Sunday, 16 June 2013

New Court



In May 2007, when Dominic Cooke took over the Royal Court, my review of That Face by Polly Stenham – opened thus:

“An early indicator of what we might be able to expect from Dominic Cooke’s new regime as artistic director of the Royal Court can be found downstairs in the theatre’s stylish concrete basement bar. Here, nestling comfortably on the shelves that until recently housed the theatre’s now-relocated bookshop, are organic teas and wine, fine dried pasta and lemons. It is unclear whether these are for sale, a knowing nod to Cooke’s much discussed promise that the theatre was going to start doing more plays for the middle classes, or simply a scene-setting installation for the Court’s new Upstairs production of 20-year-old Polly Stenham’s first play That Face, concerning the miserable lives of an upper-middle-class family...”

This historical detail is interesting to recall in the wake of Vicki Featherstone’s Royal Court takeover.

The first issue of “Surprise Theatre” (Mon 10 June ‘13) was Mark Ravenhill’s Cakes and Finance – a stand-up verbatim piece/lecture (a surprising, excellent new genre) in which he “played” ten playwrights/writers-for-theatre talking about their “Ideal Theatre”.

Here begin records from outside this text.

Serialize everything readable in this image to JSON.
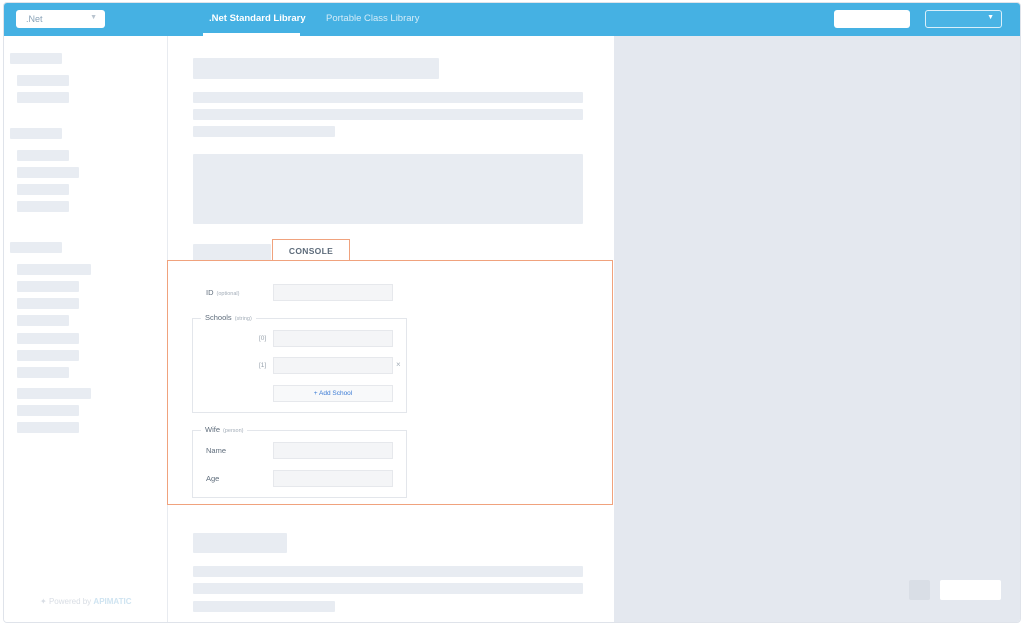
{
  "header": {
    "language_select": ".Net",
    "tabs": [
      {
        "label": ".Net Standard Library",
        "active": true
      },
      {
        "label": "Portable Class Library",
        "active": false
      }
    ]
  },
  "sidebar": {
    "powered_prefix": "Powered by",
    "powered_brand": "APIMATIC"
  },
  "console": {
    "tab_label": "CONSOLE",
    "id_label": "ID",
    "id_hint": "(optional)",
    "schools_label": "Schools",
    "schools_hint": "(string)",
    "school_items": [
      "[0]",
      "[1]"
    ],
    "remove_symbol": "×",
    "add_school_label": "+ Add School",
    "wife_label": "Wife",
    "wife_hint": "(person)",
    "name_label": "Name",
    "age_label": "Age"
  },
  "colors": {
    "topbar": "#45b1e3",
    "console_border": "#f0a27d",
    "placeholder": "#e8ecf2",
    "right_pane": "#e4e8ef"
  }
}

It is clear that Featherstone – despite (or perhaps because of) coming from the buildingless National Theatre of Scotland, and before that, the excellent touring outfit Paines Plough – has given that fact of the Royal Court’s physical form a good deal of thought.

For the first time since its 2000 post-refurb opening, the downstairs bar has – thanks to designer Chloe Lamford – been given a burst of colour. Along what was the tastefully black-gauzed far wall there are now three massive panels picturing a high green hedge and above it blue sky. Yellow and Orange lanterns now hang over colourful canteen style tables. And greeting you as you enter via the still-imposing concrete steps is a large magnetised blackboard with those colourful fridge-magnet letters spelling out this week’s “found play” – this week, an overheard conversation between a little girl and her grandmother.

In short, the Royal Court bar has been de-poshed.

The menu has also been brought a bit closer to the means of those who actually work in theatre, with a selection of burgers hovering around the £6 mark. Chips are down by a quid and there’s a 20%-off happy hour after the show comes down between ten and eleven.

This is all excellent news.

Looking round on the second night of Surprise Theatre it already looks like a younger, non-Sloanie crowd have discovered these facts for themselves, and are gratefully making themselves at home. As Royal Court revolutions go, this one strikes me as much better than a misanthropic howl from an angry young man destined to turn almost immediately into an embarrassing old bigot. 

“Affordable chips at the Royal Court? We never thought we’d see the day,” people will tell their grandchildren. And the ethos, too, and the work...

I admit, not least in my introductory chapter to Modern British Playwriting: 2000-2009, when Dominic Cooke took over from Ian Rickson, I was a bit seduced by the rhetoric. Talking to Ramin Gray for the book, he suggested: ‘When Dominic came in he did basically what Graham [Whybrow] had been saying for years and years, which was “programme the thing actively, bring in some exciting voices from outside to goad on English writers, and put on a blast of English writers who no one had ever heard of”. I mean, there was a lot of stuff that had built up on the Young Writers’ Programme and Dominic brilliantly... I mean, it was all there in the larder, Dominic just unleashed it.’

But that initial blast of fresh air felt like it transformed into something else around 2010. What started as a provocative new direction quickly calcified into a difficult middle-class-narcissist agenda, where moneyed audiences were shown repeated, increasingly flattering portraits of themselves, many of which were plainly invented with an eye on a West End Transfer.

As such, who could have predicted that the Court was going to re-open with a verbatim lecture and a week-long run of a really niche satire of Georgian politics? That The President Has Come To See You isn’t perhaps the best new play that’s been seen in Britain this year hardly matters alongside the fact of the gesture it represents.

That it’s performed by an ensemble of some of the best actors in Britain, who are learning/rehearsing a new show every week by day and then performing last week’s rehearsed show by night gives the entire building a new energy that it has been utterly lacking since before 2010. Yes, at some point, it will be nice if we don’t have to be thoroughly acquainted with the ins and outs of some really abstruse politics in order to really appreciate the plays. But, really, for now, especially in the light of what seems to be going on elsewhere, it just feels bloody great to have the Royal Court back on our side.